Consider adding a buffer op amp after RC filtering for better performance.

58. What are the most common errors in data converters and how to avoid them?

Noise is a major factor. Average multiple readings to reduce noise impact.

59. How to solve anti-interference issues when the desired bandwidth is 100Hz and the amplifier has 1kHz bandwidth?

Add a filter at the ADC front end to block out-of-band noise.

60. What are the key parameters affecting ADC performance and how to avoid issues in PCB design?

Focus on anti-aliasing filters, impedance matching, and signal integrity.

61. Is it better to use an external reference instead of an internal one in ADCs?

External references are preferred for high-accuracy systems, as internal references can affect the ADC’s power supply and SNR.

62. What is the maximum sampling rate for ADI’s ADCs with more than 14-bit resolution?

14-bit ADCs can reach up to 150 MSPS.

63. What is DNL discontinuity and how to handle it?

DNL discontinuity can lead to lost codes. No external compensation is possible—this is an inherent ADC characteristic. ADI guarantees no missing codes.

64. How much does switching power supply ripple affect ADC conversion errors?

Use LDOs or LC filters to reduce ripple. For 16-bit ADCs, switching power supplies are less ideal due to higher noise sensitivity.

65. Should multiple single-channel ADCs be used instead of a multi-channel ADC for better performance?

Using multiple single-channel ADCs is better to avoid cross-channel interference.

66. How to distinguish between interference and conversion errors?

Use a high-precision reference source to short the input and test the ADC’s noise characteristics.
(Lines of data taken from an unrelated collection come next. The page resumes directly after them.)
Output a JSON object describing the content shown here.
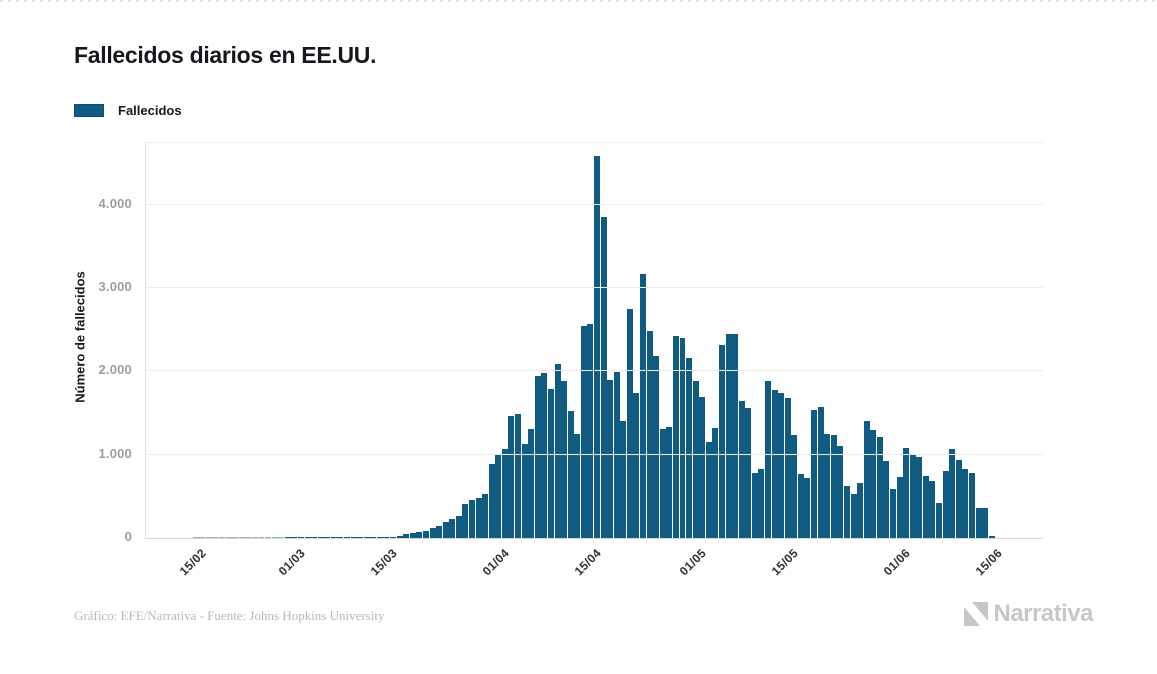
{
  "page": {
    "title": "Fallecidos diarios en EE.UU."
  },
  "legend": {
    "label": "Fallecidos",
    "swatch_color": "#0f5b81"
  },
  "footer": {
    "credit": "Gráfico: EFE/Narrativa - Fuente: Johns Hopkins University"
  },
  "logo": {
    "text": "Narrativa"
  },
  "chart_data": {
    "type": "bar",
    "title": "Fallecidos diarios en EE.UU.",
    "xlabel": "",
    "ylabel": "Número de fallecidos",
    "ylim": [
      0,
      4743
    ],
    "grid": "horizontal",
    "legend_position": "top-left",
    "bar_color": "#0f5b81",
    "y_ticks": [
      {
        "label": "0",
        "value": 0
      },
      {
        "label": "1.000",
        "value": 1000
      },
      {
        "label": "2.000",
        "value": 2000
      },
      {
        "label": "3.000",
        "value": 3000
      },
      {
        "label": "4.000",
        "value": 4000
      }
    ],
    "x_ticks": [
      {
        "label": "15/02",
        "day": 0
      },
      {
        "label": "01/03",
        "day": 15
      },
      {
        "label": "15/03",
        "day": 29
      },
      {
        "label": "01/04",
        "day": 46
      },
      {
        "label": "15/04",
        "day": 60
      },
      {
        "label": "01/05",
        "day": 76
      },
      {
        "label": "15/05",
        "day": 90
      },
      {
        "label": "01/06",
        "day": 107
      },
      {
        "label": "15/06",
        "day": 121
      }
    ],
    "series": [
      {
        "name": "Fallecidos",
        "start_label": "15/02",
        "end_label": "15/06",
        "values": [
          0,
          0,
          0,
          0,
          0,
          0,
          0,
          0,
          0,
          0,
          0,
          0,
          0,
          0,
          1,
          1,
          5,
          2,
          2,
          1,
          3,
          2,
          3,
          4,
          6,
          8,
          3,
          9,
          8,
          11,
          18,
          26,
          44,
          60,
          68,
          89,
          115,
          148,
          190,
          225,
          260,
          405,
          455,
          482,
          530,
          885,
          1005,
          1070,
          1470,
          1490,
          1130,
          1315,
          1940,
          1980,
          1790,
          2085,
          1880,
          1530,
          1245,
          2540,
          2565,
          4590,
          3855,
          1900,
          1990,
          1410,
          2755,
          1745,
          3175,
          2490,
          2180,
          1310,
          1330,
          2430,
          2400,
          2160,
          1880,
          1690,
          1155,
          1320,
          2320,
          2445,
          2450,
          1640,
          1560,
          780,
          830,
          1890,
          1780,
          1740,
          1680,
          1233,
          768,
          720,
          1540,
          1570,
          1245,
          1233,
          1100,
          624,
          524,
          664,
          1400,
          1300,
          1210,
          930,
          585,
          730,
          1075,
          1010,
          970,
          742,
          680,
          422,
          800,
          1065,
          934,
          826,
          780,
          360,
          355,
          25
        ]
      }
    ]
  }
}
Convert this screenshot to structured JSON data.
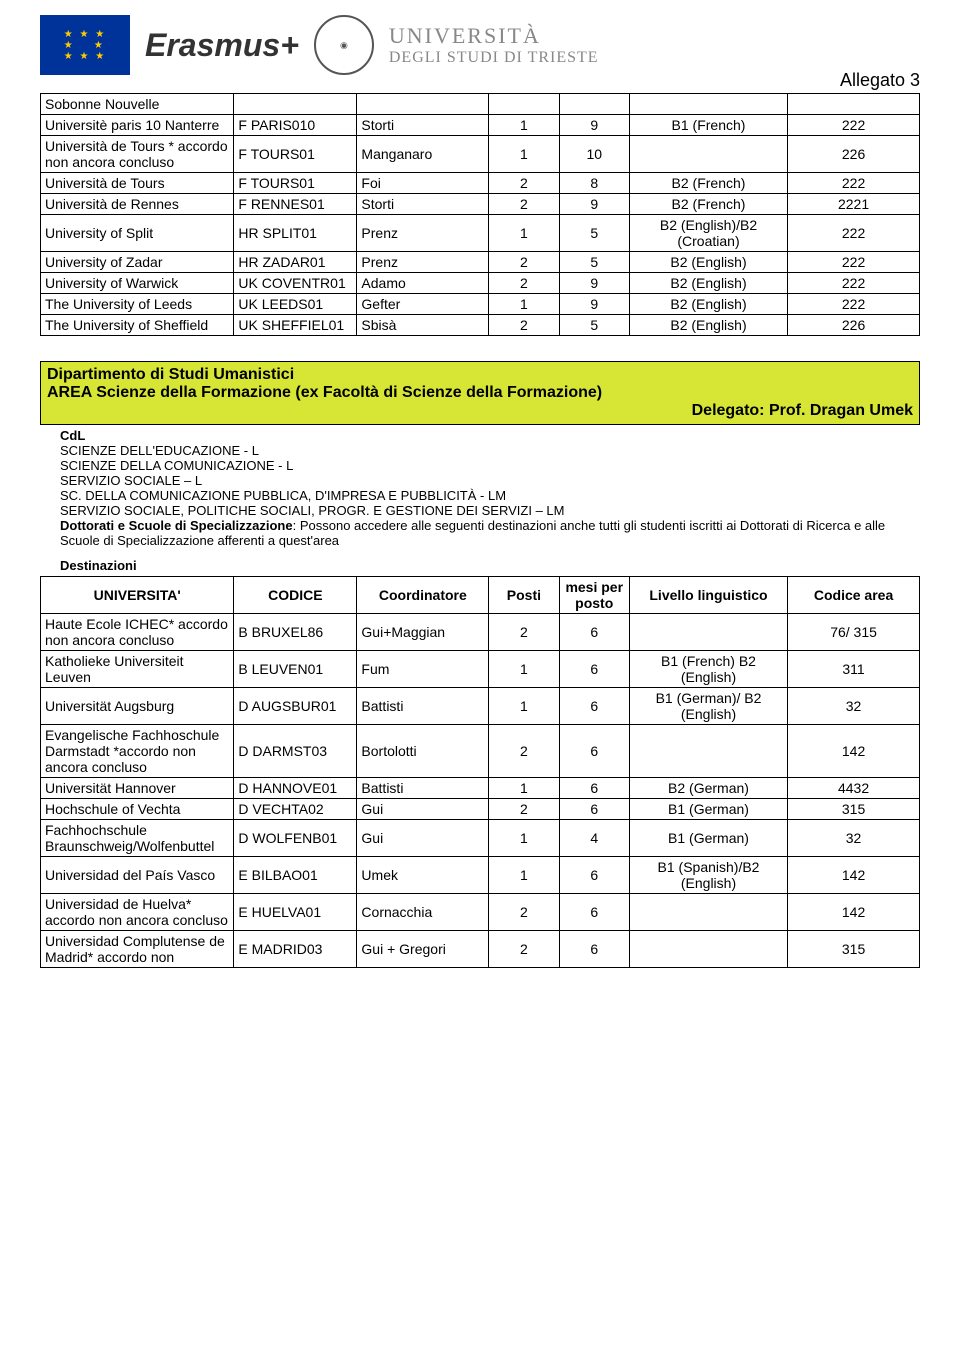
{
  "header": {
    "erasmus": "Erasmus+",
    "uni_top": "UNIVERSITÀ",
    "uni_bottom": "DEGLI STUDI DI TRIESTE",
    "allegato": "Allegato 3"
  },
  "table1": {
    "rows": [
      {
        "uni": "Sobonne Nouvelle",
        "code": "",
        "coord": "",
        "posti": "",
        "mesi": "",
        "lvl": "",
        "area": ""
      },
      {
        "uni": "Universitè paris 10 Nanterre",
        "code": "F PARIS010",
        "coord": "Storti",
        "posti": "1",
        "mesi": "9",
        "lvl": "B1 (French)",
        "area": "222"
      },
      {
        "uni": "Università de Tours * accordo non ancora concluso",
        "code": "F TOURS01",
        "coord": "Manganaro",
        "posti": "1",
        "mesi": "10",
        "lvl": "",
        "area": "226"
      },
      {
        "uni": "Università de Tours",
        "code": "F TOURS01",
        "coord": "Foi",
        "posti": "2",
        "mesi": "8",
        "lvl": "B2 (French)",
        "area": "222"
      },
      {
        "uni": "Università de Rennes",
        "code": "F RENNES01",
        "coord": "Storti",
        "posti": "2",
        "mesi": "9",
        "lvl": "B2 (French)",
        "area": "2221"
      },
      {
        "uni": "University of Split",
        "code": "HR SPLIT01",
        "coord": "Prenz",
        "posti": "1",
        "mesi": "5",
        "lvl": "B2 (English)/B2 (Croatian)",
        "area": "222"
      },
      {
        "uni": "University of Zadar",
        "code": "HR ZADAR01",
        "coord": "Prenz",
        "posti": "2",
        "mesi": "5",
        "lvl": "B2 (English)",
        "area": "222"
      },
      {
        "uni": "University of Warwick",
        "code": "UK COVENTR01",
        "coord": "Adamo",
        "posti": "2",
        "mesi": "9",
        "lvl": "B2 (English)",
        "area": "222"
      },
      {
        "uni": "The University of Leeds",
        "code": "UK LEEDS01",
        "coord": "Gefter",
        "posti": "1",
        "mesi": "9",
        "lvl": "B2 (English)",
        "area": "222"
      },
      {
        "uni": "The University of Sheffield",
        "code": "UK SHEFFIEL01",
        "coord": "Sbisà",
        "posti": "2",
        "mesi": "5",
        "lvl": "B2 (English)",
        "area": "226"
      }
    ]
  },
  "section": {
    "title1": "Dipartimento di Studi Umanistici",
    "title2": "AREA Scienze della Formazione (ex Facoltà di Scienze della Formazione)",
    "delegato": "Delegato: Prof. Dragan Umek"
  },
  "cdl": {
    "header": "CdL",
    "lines": [
      "SCIENZE DELL'EDUCAZIONE - L",
      "SCIENZE DELLA COMUNICAZIONE - L",
      "SERVIZIO SOCIALE – L",
      "SC. DELLA COMUNICAZIONE PUBBLICA, D'IMPRESA E PUBBLICITÀ - LM",
      "SERVIZIO SOCIALE, POLITICHE SOCIALI, PROGR. E GESTIONE DEI SERVIZI – LM"
    ],
    "dottorati": "Dottorati e Scuole di Specializzazione: Possono accedere alle seguenti destinazioni anche tutti gli studenti iscritti ai Dottorati di Ricerca e alle Scuole di Specializzazione afferenti a quest'area"
  },
  "destinazioni_label": "Destinazioni",
  "table2": {
    "headers": {
      "uni": "UNIVERSITA'",
      "code": "CODICE",
      "coord": "Coordinatore",
      "posti": "Posti",
      "mesi": "mesi per posto",
      "lvl": "Livello linguistico",
      "area": "Codice area"
    },
    "rows": [
      {
        "uni": "Haute Ecole ICHEC* accordo non ancora concluso",
        "code": "B BRUXEL86",
        "coord": "Gui+Maggian",
        "posti": "2",
        "mesi": "6",
        "lvl": "",
        "area": "76/ 315"
      },
      {
        "uni": "Katholieke Universiteit Leuven",
        "code": "B LEUVEN01",
        "coord": "Fum",
        "posti": "1",
        "mesi": "6",
        "lvl": "B1 (French) B2 (English)",
        "area": "311"
      },
      {
        "uni": "Universität Augsburg",
        "code": "D AUGSBUR01",
        "coord": "Battisti",
        "posti": "1",
        "mesi": "6",
        "lvl": "B1 (German)/ B2 (English)",
        "area": "32"
      },
      {
        "uni": "Evangelische Fachhoschule Darmstadt *accordo non ancora concluso",
        "code": "D DARMST03",
        "coord": "Bortolotti",
        "posti": "2",
        "mesi": "6",
        "lvl": "",
        "area": "142"
      },
      {
        "uni": "Universität Hannover",
        "code": "D HANNOVE01",
        "coord": "Battisti",
        "posti": "1",
        "mesi": "6",
        "lvl": "B2 (German)",
        "area": "4432"
      },
      {
        "uni": "Hochschule of Vechta",
        "code": "D VECHTA02",
        "coord": "Gui",
        "posti": "2",
        "mesi": "6",
        "lvl": "B1 (German)",
        "area": "315"
      },
      {
        "uni": "Fachhochschule Braunschweig/Wolfenbuttel",
        "code": "D WOLFENB01",
        "coord": "Gui",
        "posti": "1",
        "mesi": "4",
        "lvl": "B1 (German)",
        "area": "32"
      },
      {
        "uni": "Universidad del País Vasco",
        "code": "E BILBAO01",
        "coord": "Umek",
        "posti": "1",
        "mesi": "6",
        "lvl": "B1 (Spanish)/B2 (English)",
        "area": "142"
      },
      {
        "uni": "Universidad de Huelva* accordo non ancora concluso",
        "code": "E HUELVA01",
        "coord": "Cornacchia",
        "posti": "2",
        "mesi": "6",
        "lvl": "",
        "area": "142"
      },
      {
        "uni": "Universidad Complutense de Madrid* accordo non",
        "code": "E MADRID03",
        "coord": "Gui + Gregori",
        "posti": "2",
        "mesi": "6",
        "lvl": "",
        "area": "315"
      }
    ]
  }
}
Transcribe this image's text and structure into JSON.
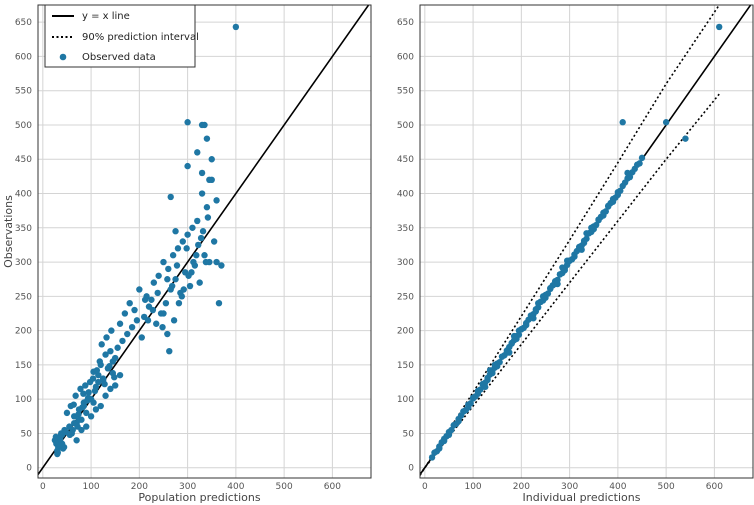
{
  "chart_data": [
    {
      "type": "scatter",
      "xlabel": "Population predictions",
      "ylabel": "Observations",
      "xlim": [
        -10,
        680
      ],
      "ylim": [
        -15,
        675
      ],
      "xticks": [
        0,
        100,
        200,
        300,
        400,
        500,
        600
      ],
      "yticks": [
        0,
        50,
        100,
        150,
        200,
        250,
        300,
        350,
        400,
        450,
        500,
        550,
        600,
        650
      ],
      "grid": true,
      "legend": {
        "position": "top-left",
        "entries": [
          {
            "label": "y = x line",
            "style": "solid-line"
          },
          {
            "label": "90% prediction interval",
            "style": "dotted-line"
          },
          {
            "label": "Observed data",
            "style": "marker"
          }
        ]
      },
      "series": [
        {
          "kind": "reference-line",
          "x": [
            -10,
            680
          ],
          "y": [
            -10,
            680
          ]
        },
        {
          "kind": "points",
          "color": "#1f77a4",
          "x": [
            25,
            28,
            30,
            32,
            35,
            38,
            40,
            42,
            45,
            30,
            33,
            36,
            40,
            44,
            48,
            27,
            31,
            35,
            55,
            60,
            65,
            70,
            75,
            80,
            85,
            90,
            95,
            100,
            58,
            62,
            68,
            72,
            78,
            82,
            88,
            92,
            98,
            104,
            50,
            56,
            64,
            74,
            84,
            94,
            105,
            110,
            115,
            120,
            125,
            130,
            135,
            140,
            145,
            150,
            108,
            112,
            118,
            122,
            128,
            132,
            138,
            142,
            148,
            155,
            160,
            165,
            170,
            175,
            180,
            185,
            190,
            195,
            200,
            210,
            215,
            220,
            225,
            230,
            235,
            240,
            245,
            250,
            255,
            260,
            265,
            270,
            275,
            280,
            285,
            290,
            295,
            300,
            305,
            310,
            315,
            320,
            325,
            330,
            335,
            340,
            345,
            350,
            355,
            360,
            365,
            370,
            205,
            212,
            218,
            228,
            238,
            248,
            258,
            268,
            278,
            288,
            298,
            308,
            318,
            328,
            338,
            258,
            262,
            272,
            282,
            292,
            302,
            312,
            322,
            332,
            342,
            300,
            320,
            335,
            345,
            350,
            360,
            330,
            340,
            250,
            265,
            275,
            70,
            80,
            90,
            100,
            110,
            120,
            130,
            140,
            150,
            160,
            115,
            125,
            135,
            145,
            95,
            105,
            85,
            75,
            65,
            300,
            330,
            400
          ],
          "y": [
            40,
            35,
            25,
            30,
            45,
            50,
            35,
            28,
            55,
            20,
            38,
            42,
            48,
            30,
            52,
            45,
            22,
            33,
            60,
            50,
            75,
            65,
            85,
            70,
            95,
            80,
            110,
            100,
            90,
            55,
            105,
            60,
            115,
            88,
            120,
            98,
            125,
            130,
            80,
            48,
            92,
            78,
            108,
            102,
            140,
            118,
            135,
            150,
            128,
            165,
            145,
            170,
            138,
            160,
            112,
            142,
            155,
            180,
            122,
            190,
            148,
            200,
            132,
            175,
            210,
            185,
            225,
            195,
            240,
            205,
            230,
            215,
            260,
            220,
            250,
            235,
            245,
            270,
            210,
            280,
            225,
            300,
            240,
            290,
            260,
            310,
            275,
            320,
            255,
            330,
            285,
            340,
            265,
            350,
            295,
            360,
            270,
            400,
            310,
            380,
            300,
            420,
            330,
            390,
            240,
            295,
            190,
            245,
            215,
            230,
            255,
            205,
            275,
            265,
            295,
            250,
            320,
            285,
            310,
            335,
            300,
            195,
            170,
            215,
            240,
            260,
            280,
            300,
            325,
            345,
            365,
            440,
            460,
            500,
            420,
            450,
            300,
            500,
            480,
            225,
            395,
            345,
            40,
            55,
            60,
            75,
            85,
            90,
            105,
            115,
            120,
            135,
            125,
            130,
            145,
            155,
            100,
            95,
            90,
            70,
            65,
            504,
            430,
            643
          ]
        }
      ]
    },
    {
      "type": "scatter",
      "xlabel": "Individual predictions",
      "ylabel": "",
      "xlim": [
        -10,
        680
      ],
      "ylim": [
        -15,
        675
      ],
      "xticks": [
        0,
        100,
        200,
        300,
        400,
        500,
        600
      ],
      "yticks": [
        0,
        50,
        100,
        150,
        200,
        250,
        300,
        350,
        400,
        450,
        500,
        550,
        600,
        650
      ],
      "grid": true,
      "series": [
        {
          "kind": "reference-line",
          "x": [
            -10,
            680
          ],
          "y": [
            -10,
            680
          ]
        },
        {
          "kind": "prediction-interval-upper",
          "x": [
            -10,
            100,
            200,
            300,
            400,
            500,
            610
          ],
          "y": [
            -11,
            110,
            221,
            332,
            445,
            560,
            675
          ]
        },
        {
          "kind": "prediction-interval-lower",
          "x": [
            -10,
            100,
            200,
            300,
            400,
            500,
            610
          ],
          "y": [
            -9,
            90,
            180,
            270,
            360,
            450,
            545
          ]
        },
        {
          "kind": "points",
          "color": "#1f77a4",
          "x": [
            15,
            20,
            25,
            30,
            35,
            40,
            45,
            50,
            55,
            60,
            65,
            70,
            75,
            80,
            85,
            90,
            95,
            100,
            105,
            110,
            115,
            120,
            125,
            130,
            135,
            140,
            145,
            150,
            155,
            160,
            165,
            170,
            175,
            180,
            185,
            190,
            195,
            200,
            205,
            210,
            215,
            220,
            225,
            230,
            235,
            240,
            245,
            250,
            255,
            260,
            265,
            270,
            275,
            280,
            285,
            290,
            295,
            300,
            305,
            310,
            315,
            320,
            325,
            330,
            335,
            340,
            345,
            350,
            355,
            360,
            365,
            370,
            375,
            380,
            385,
            390,
            395,
            400,
            405,
            410,
            415,
            420,
            425,
            430,
            435,
            440,
            445,
            450,
            30,
            40,
            50,
            60,
            70,
            80,
            90,
            100,
            110,
            120,
            130,
            140,
            150,
            160,
            170,
            180,
            190,
            200,
            210,
            220,
            230,
            240,
            250,
            260,
            270,
            280,
            290,
            300,
            310,
            320,
            330,
            340,
            350,
            360,
            370,
            380,
            390,
            400,
            125,
            135,
            145,
            175,
            185,
            195,
            225,
            235,
            245,
            275,
            285,
            295,
            325,
            335,
            345,
            410,
            420,
            500,
            540,
            610
          ],
          "y": [
            15,
            22,
            24,
            31,
            37,
            39,
            46,
            52,
            55,
            62,
            64,
            71,
            76,
            82,
            84,
            92,
            94,
            101,
            104,
            112,
            114,
            122,
            124,
            131,
            136,
            138,
            146,
            152,
            154,
            162,
            164,
            171,
            176,
            181,
            186,
            192,
            194,
            202,
            204,
            211,
            216,
            222,
            224,
            231,
            234,
            242,
            244,
            252,
            254,
            261,
            266,
            272,
            274,
            282,
            284,
            291,
            296,
            302,
            304,
            311,
            316,
            322,
            324,
            331,
            334,
            342,
            344,
            352,
            354,
            361,
            366,
            372,
            374,
            381,
            386,
            392,
            394,
            402,
            404,
            411,
            416,
            422,
            424,
            431,
            436,
            442,
            444,
            452,
            28,
            42,
            48,
            62,
            68,
            82,
            88,
            102,
            108,
            122,
            128,
            142,
            148,
            162,
            168,
            182,
            188,
            202,
            208,
            222,
            228,
            242,
            248,
            262,
            268,
            282,
            288,
            302,
            308,
            322,
            328,
            342,
            348,
            362,
            368,
            382,
            388,
            398,
            118,
            142,
            150,
            168,
            192,
            200,
            218,
            240,
            250,
            268,
            292,
            302,
            318,
            342,
            350,
            504,
            430,
            504,
            480,
            643
          ]
        }
      ]
    }
  ]
}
67. Is it beneficial to use LDOs after a switching regulator to reduce high-frequency interference?

Yes, a low-noise LDO can help reduce high-frequency noise.

68. Which types of ADCs need special attention to EMI suppression during wiring?

Generally, focus on power supply and clock lines. High-speed devices may require shielding.

69. What is the difference between a notch filter and an anti-aliasing filter?

A notch filter attenuates specific frequencies, while an anti-aliasing filter acts as a low-pass filter to prevent aliasing.

70. Does noise aliasing reduce ADC SNR?

Yes, if the signal frequency is below half the sampling rate, aliasing makes filtering difficult, reducing SNR.

71. How does using LDOs instead of switching power supplies affect EMC performance?

EMC performance depends on the switching power supply’s design. Poorly handled switching power supplies can cause EMI issues.

72. For very low-frequency signals (less than 10 Hz), is differential measurement better than single-ended?

Single-ended measurement is sufficient for very low frequencies.

73. Is pulse mode ADC timing control complicated?

From the user perspective, it’s straightforward to control the ADC via the CPU.

74. How to minimize AC loop area to reduce noise?

During layout, try to make the return path of the signal as close as possible to minimize loop area.

75. Should a 16-bit ADC be used if the front-end signal noise is only 12 bits?

If the noise cannot be reduced, a 16-bit ADC is unnecessary.

76. How to connect multiple AVCC pins on ADC packages like the AD7656?

Use a power plane and distribute capacitors properly. Newer models like AD7656-1 require fewer capacitors.

77. Recommend high-precision op amps with low-temperature drift and rail-to-rail operation.

AD8628, AD8638.

78. How to power ADCs and DACs with a single switching power supply?

Use magnetic beads to isolate digital and analog power. Prefer separate power chips for analog and digital supplies if possible.

79. Can adding a high-frequency jitter source to the ADC clock increase the effective number of bits?

It can, but be cautious with reference connections.

80. How to avoid signal loss during sampling?

Increase the sampling rate or use filtering techniques.

81. How to determine if interference comes from the front end or the power supply?

Short the input and observe the output. If interference remains, it likely comes from the power supply or reference.

82. Is there a difference in interference handling between high-speed and low-speed ADCs?

Both require filtering, but high-speed ADCs often use ground planes, while low-speed ADCs may use separate grounds.